While physical contact during rallies is prohibited, political parties and candidates can hold rallies as part of their campaign amid strict social distancing norms.

During door-to-door campaigning, a maximum of five persons including the candidate and excluding security personnel will be allowed.

In a first, candidates will have the option to deposit the security amount for contesting the elections online.

Covid-19: Pune tops in cases, deaths/m among metros

Pune has the highest number of Covid cases and deaths per million population among the country’s nine largest megapolises with over 5 million population. But Bengaluru is where the situation appears to be worsening fastest, with the city having the highest growth in cases and deaths over the last one month. Ahmedabad continues to have the worst case fatality rate of 4.8, though it has come down over the last month.

Pune, Mumbai and Chennai, in that order, have the highest number of Covid cases and deaths per million population. Pune has overtaken Mumbai in the last one month.

Pune, Mumbai and Chennai are followed by Bengaluru in terms of cases per million, but with a resurgence of the disease in recent weeks, Delhi is in fourth place with in terms of deaths per million with 254 fatalities per million.

The 86% growth in cases and 58% rise in deaths over the last month in Bengaluru are the highest for any of these cities on both counts. Pune has seen the second sharpest growth in cases over the last month at 77%. When it comes to deaths, Kolkata has seen the biggest spike after Bengaluru.

The case fatality rate, or the number of deaths for every hundred cases, has come down in all nine cities over the one-month period, which might indicate better management of hospitalised cases or that cases are now less severe than they were. Delhi and Mumbai have seen the greatest reduction in CFR, followed by Ahmedabad and Pune.

However, with the exception of Hyderabad and Bengaluru, these cities have higher CFRs than the national average. Ahmedabad, Mumbai and Surat continue to have the highest CFR among these nine urban agglomerations, a term used to describe contiguous urban areas that are for all practical purposes one city, for example, Mumbai, Thane and Navi Mumbai.
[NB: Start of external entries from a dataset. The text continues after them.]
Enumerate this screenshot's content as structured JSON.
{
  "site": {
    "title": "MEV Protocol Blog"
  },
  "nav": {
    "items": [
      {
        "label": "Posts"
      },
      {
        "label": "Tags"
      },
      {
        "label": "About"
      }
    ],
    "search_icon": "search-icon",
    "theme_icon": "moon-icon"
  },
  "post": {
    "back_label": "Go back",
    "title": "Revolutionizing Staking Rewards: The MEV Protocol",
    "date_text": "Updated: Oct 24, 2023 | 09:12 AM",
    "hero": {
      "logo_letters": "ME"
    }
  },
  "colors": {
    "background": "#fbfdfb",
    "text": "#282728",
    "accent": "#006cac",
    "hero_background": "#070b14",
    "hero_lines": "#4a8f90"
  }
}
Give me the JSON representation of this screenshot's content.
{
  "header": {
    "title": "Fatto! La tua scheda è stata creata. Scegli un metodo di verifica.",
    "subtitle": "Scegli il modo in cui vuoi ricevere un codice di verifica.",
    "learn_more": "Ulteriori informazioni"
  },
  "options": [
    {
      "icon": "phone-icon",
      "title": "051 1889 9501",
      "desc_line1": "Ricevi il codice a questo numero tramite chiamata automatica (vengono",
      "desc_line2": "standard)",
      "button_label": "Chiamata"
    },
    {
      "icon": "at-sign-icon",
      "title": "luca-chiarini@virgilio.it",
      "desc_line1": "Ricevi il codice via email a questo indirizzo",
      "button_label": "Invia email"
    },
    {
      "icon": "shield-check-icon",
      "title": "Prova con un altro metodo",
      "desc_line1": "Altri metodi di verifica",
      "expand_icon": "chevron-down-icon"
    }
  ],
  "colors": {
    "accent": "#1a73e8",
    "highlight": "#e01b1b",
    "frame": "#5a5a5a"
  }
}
Mumbai: Toll rates to rise from Oct 1

Toll rates at Mumbai entry point booths at Vashi, Mulund, LBS Marg, Airoli and Dahisar will go up from October 1. The one-way toll for a passenger car, which was Rs.35, will now be Rs.40. A state government notification said for toll recovery against cost of flyovers, bridges, subways and road development besides maintenance, the increase of roughly 18% in rates is made effective every three years. The toll of Rs.35 has been constant for six years. The new rates will be applicable till September 30, 2023.

For light commercial vehicles, the toll has been increased by Rs.10 one-way to Rs.65, and for trucks and buses by Rs.25 each way to Rs.130. For multi-axle vehicles, the increase is of Rs.25, to Rs.160.

In September 2002, a toll was introduced at Vashi, Mulund, LBS, Airoli and Dahisar, and it was extended in 2010 on the pretext of maintenance. The collection contract will continue till September 2027. Mumbai Entry Point Toll Ltd is expected to generate a cash flow of over Rs.11,500 crore by 2027. MEP had paid Rs.2,100 crore upfront in 2010 to the state as part of the contract. If one considers the bank loan interest, maintenance cost and other charges over 17 years, Mumbaikars paid more than 10 times the initial cost of Rs. 2,100 crore by 2017.